Pizzaları motorsikletin arkasındaki sepete yerleştirip kaskımı taktım ve bindim. Sürmeye başlar başlamaz yüzüme çarpan ılık rüzgarla dudaklarım kıvrıldı. Bu hissi çok seviyordum. Motor sürmenin en güzel yanı olabilirdi. Hele ki şuanki gibi sıcak bir yaz günündeysen. 7-8 dakika sonra artık adresini ezberlediğim büyük bir bahçesi olan 3 katlı beyaz apartmanın önündeydim.
Yavaşça kaskımı çıkardım, dağılan saçlarımı arkaya attım ve yüzüme doğru tüm ışığını haykıran güneşe baktım.
Tam bu sırada arkamda "Merhaba." diyen ince sesle korkup yerimden sıçramıştım. Seslenen Jennie'ydi ve bu halim çok hoşuna gitmiş olacak ki minik bir kahkaha atmıştı. Benimle dalga geçmesine kaşlarımı çatıp alaylı bir sesle "Sana da merhaba Jennie!" dedim. Kahkahası durmuştu ama hala gülmemek için kendini zor tutuyordu. Pizzaları sert bir şekilde eline tutuşturdum ve motora doğru adımladım. Ama bana bir şeyi unuttuğumu hatırlatan Jennie'nin alaylı sesi olmuştu.

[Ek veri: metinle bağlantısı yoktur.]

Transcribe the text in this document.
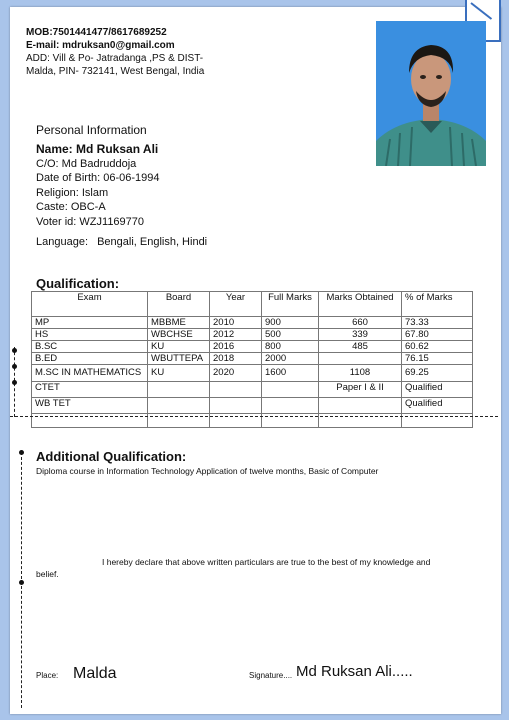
MOB:7501441477/8617689252
E-mail: mdruksan0@gmail.com
ADD: Vill & Po- Jatradanga ,PS & DIST-
Malda, PIN- 732141, West Bengal, India
Personal Information
Name: Md Ruksan Ali
C/O: Md Badruddoja
Date of Birth: 06-06-1994
Religion: Islam
Caste: OBC-A
Voter id: WZJ1169770
Language: Bengali, English, Hindi
Qualification:
Exam	Board	Year	Full Marks	Marks Obtained	% of Marks
MP	MBBME	2010	900	660	73.33
HS	WBCHSE	2012	500	339	67.80
B.SC	KU	2016	800	485	60.62
B.ED	WBUTTEPA	2018	2000		76.15
M.SC IN MATHEMATICS	KU	2020	1600	1108	69.25
CTET				Paper I & II	Qualified
WB TET					Qualified

Additional Qualification:
Diploma course in Information Technology Application of twelve months, Basic of Computer
I hereby declare that above written particulars are true to the best of my knowledge and
belief.
Place: Malda	Signature.... Md Ruksan Ali.....
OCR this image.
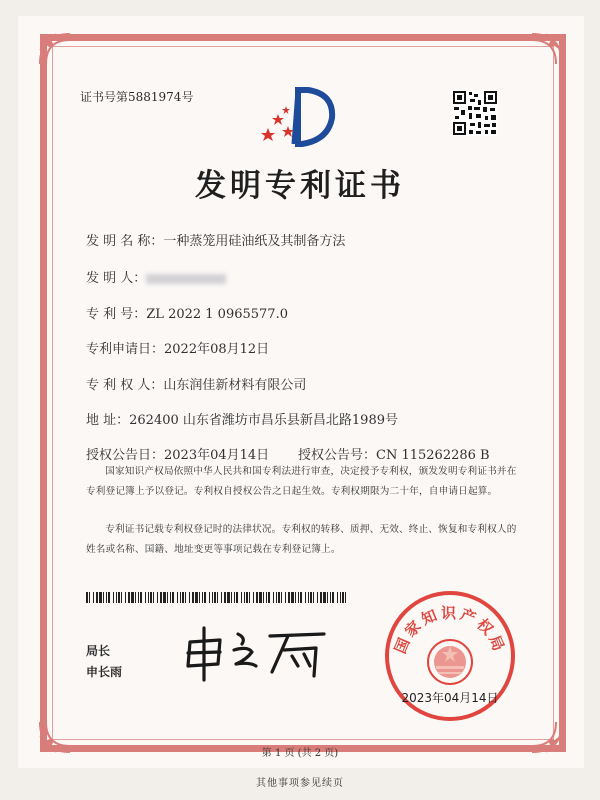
证书号第5881974号
发明专利证书
发 明 名 称：一种蒸笼用硅油纸及其制备方法
发 明 人：
专 利 号：ZL 2022 1 0965577.0
专利申请日：2022年08月12日
专 利 权 人：山东润佳新材料有限公司
地 址：262400 山东省潍坊市昌乐县新昌北路1989号
授权公告日：2023年04月14日 授权公告号：CN 115262286 B
国家知识产权局依照中华人民共和国专利法进行审查，决定授予专利权，颁发发明专利证书并在专利登记簿上予以登记。专利权自授权公告之日起生效。专利权期限为二十年，自申请日起算。
专利证书记载专利权登记时的法律状况。专利权的转移、质押、无效、终止、恢复和专利权人的姓名或名称、国籍、地址变更等事项记载在专利登记簿上。
局长
申长雨
国家知识产权局
2023年04月14日
第 1 页 (共 2 页)
其他事项参见续页
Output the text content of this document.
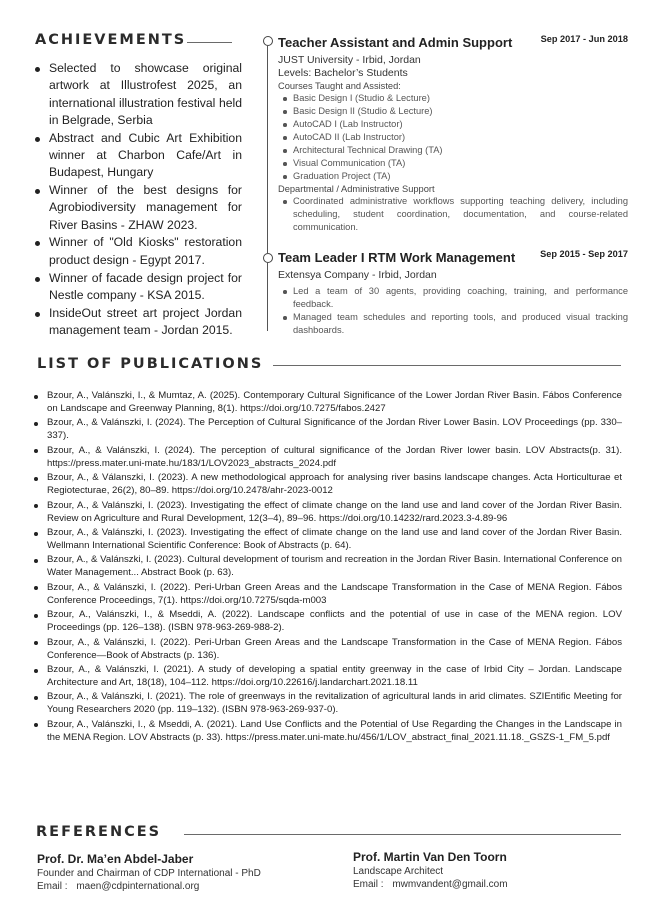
ACHIEVEMENTS
Selected to showcase original artwork at Illustrofest 2025, an international illustration festival held in Belgrade, Serbia
Abstract and Cubic Art Exhibition winner at Charbon Cafe/Art in Budapest, Hungary
Winner of the best designs for Agrobiodiversity management for River Basins - ZHAW 2023.
Winner of "Old Kiosks" restoration product design - Egypt 2017.
Winner of facade design project for Nestle company - KSA 2015.
InsideOut street art project Jordan management team - Jordan 2015.
Teacher Assistant and Admin Support	Sep 2017 - Jun 2018
JUST University - Irbid, Jordan
Levels: Bachelor’s Students
Courses Taught and Assisted:
Basic Design I (Studio & Lecture)
Basic Design II (Studio & Lecture)
AutoCAD I (Lab Instructor)
AutoCAD II (Lab Instructor)
Architectural Technical Drawing (TA)
Visual Communication (TA)
Graduation Project (TA)
Departmental / Administrative Support
Coordinated administrative workflows supporting teaching delivery, including scheduling, student coordination, documentation, and course-related communication.
Team Leader I RTM Work Management	Sep 2015 - Sep 2017
Extensya Company - Irbid, Jordan
Led a team of 30 agents, providing coaching, training, and performance feedback.
Managed team schedules and reporting tools, and produced visual tracking dashboards.
LIST OF PUBLICATIONS
Bzour, A., Valánszki, I., & Mumtaz, A. (2025). Contemporary Cultural Significance of the Lower Jordan River Basin. Fábos Conference on Landscape and Greenway Planning, 8(1). https://doi.org/10.7275/fabos.2427
Bzour, A., & Valánszki, I. (2024). The Perception of Cultural Significance of the Jordan River Lower Basin. LOV Proceedings (pp. 330–337).
Bzour, A., & Valánszki, I. (2024). The perception of cultural significance of the Jordan River lower basin. LOV Abstracts(p. 31). https://press.mater.uni-mate.hu/183/1/LOV2023_abstracts_2024.pdf
Bzour, A., & Válanszki, I. (2023). A new methodological approach for analysing river basins landscape changes. Acta Horticulturae et Regiotecturae, 26(2), 80–89. https://doi.org/10.2478/ahr-2023-0012
Bzour, A., & Valánszki, I. (2023). Investigating the effect of climate change on the land use and land cover of the Jordan River Basin. Review on Agriculture and Rural Development, 12(3–4), 89–96. https://doi.org/10.14232/rard.2023.3-4.89-96
Bzour, A., & Valánszki, I. (2023). Investigating the effect of climate change on the land use and land cover of the Jordan River Basin. Wellmann International Scientific Conference: Book of Abstracts (p. 64).
Bzour, A., & Valánszki, I. (2023). Cultural development of tourism and recreation in the Jordan River Basin. International Conference on Water Management... Abstract Book (p. 63).
Bzour, A., & Valánszki, I. (2022). Peri-Urban Green Areas and the Landscape Transformation in the Case of MENA Region. Fábos Conference Proceedings, 7(1). https://doi.org/10.7275/sqda-m003
Bzour, A., Valánszki, I., & Mseddi, A. (2022). Landscape conflicts and the potential of use in case of the MENA region. LOV Proceedings (pp. 126–138). (ISBN 978-963-269-988-2).
Bzour, A., & Valánszki, I. (2022). Peri-Urban Green Areas and the Landscape Transformation in the Case of MENA Region. Fábos Conference—Book of Abstracts (p. 136).
Bzour, A., & Valánszki, I. (2021). A study of developing a spatial entity greenway in the case of Irbid City – Jordan. Landscape Architecture and Art, 18(18), 104–112. https://doi.org/10.22616/j.landarchart.2021.18.11
Bzour, A., & Valánszki, I. (2021). The role of greenways in the revitalization of agricultural lands in arid climates. SZIEntific Meeting for Young Researchers 2020 (pp. 119–132). (ISBN 978-963-269-937-0).
Bzour, A., Valánszki, I., & Mseddi, A. (2021). Land Use Conflicts and the Potential of Use Regarding the Changes in the Landscape in the MENA Region. LOV Abstracts (p. 33). https://press.mater.uni-mate.hu/456/1/LOV_abstract_final_2021.11.18._GSZS-1_FM_5.pdf
REFERENCES
Prof. Dr. Ma’en Abdel-Jaber
Founder and Chairman of CDP International - PhD
Email : maen@cdpinternational.org
Prof. Martin Van Den Toorn
Landscape Architect
Email : mwmvandent@gmail.com
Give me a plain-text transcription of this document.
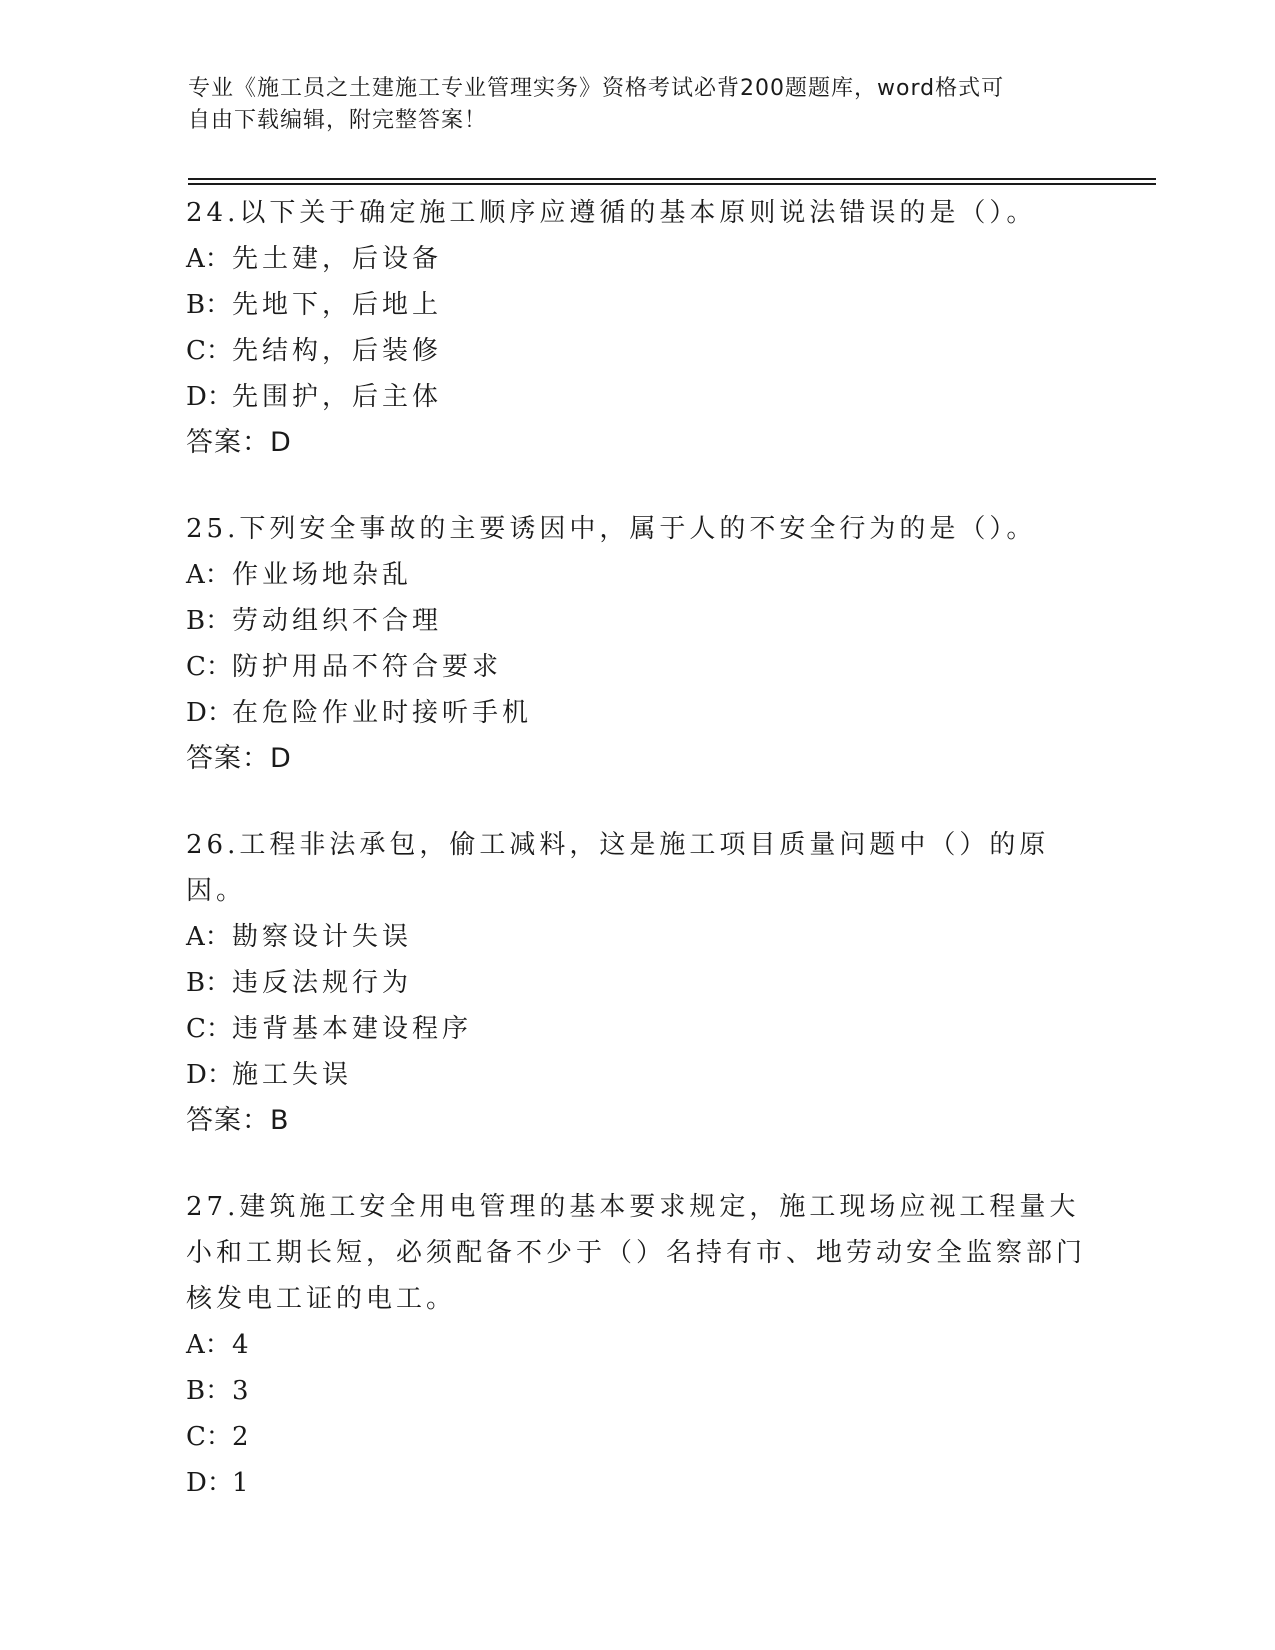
专业《施工员之土建施工专业管理实务》资格考试必背200题题库，word格式可
自由下载编辑，附完整答案！

24.以下关于确定施工顺序应遵循的基本原则说法错误的是（）。

A：先土建，后设备

B：先地下，后地上

C：先结构，后装修

D：先围护，后主体

答案：D

25.下列安全事故的主要诱因中，属于人的不安全行为的是（）。

A：作业场地杂乱

B：劳动组织不合理

C：防护用品不符合要求

D：在危险作业时接听手机

答案：D

26.工程非法承包，偷工减料，这是施工项目质量问题中（）的原因。

A：勘察设计失误

B：违反法规行为

C：违背基本建设程序

D：施工失误

答案：B

27.建筑施工安全用电管理的基本要求规定，施工现场应视工程量大小和工期长短，必须配备不少于（）名持有市、地劳动安全监察部门核发电工证的电工。

A：4

B：3

C：2

D：1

"Bir şey unutmadın mı Taehyung?" Bunu söyleyerek elinde kredi kartını sallayan Jennie'yle gözlerimi kıstım ve gülerek motorun sepetinden pos cihazını çıkardım. Rezil bir herifsin Kim Taehyung.
Bu sırada Jennie'nin arkasındaki bahçe kapısından çıkıp bana doğru gelen minicik bir yavru köpek görmüştüm. Hemen diz çöküp onu yanıma çağırdığımda kendini sevdirmek için yanıma koşmuştu. Bu sırada Jennie de eğilmiş köpeğin kafasını okşamaya başlamıştı.
---
Kim Jennie
Yapışayım mı dudaklarına be adam! Artık sen benim helalimsin diyeyim mi!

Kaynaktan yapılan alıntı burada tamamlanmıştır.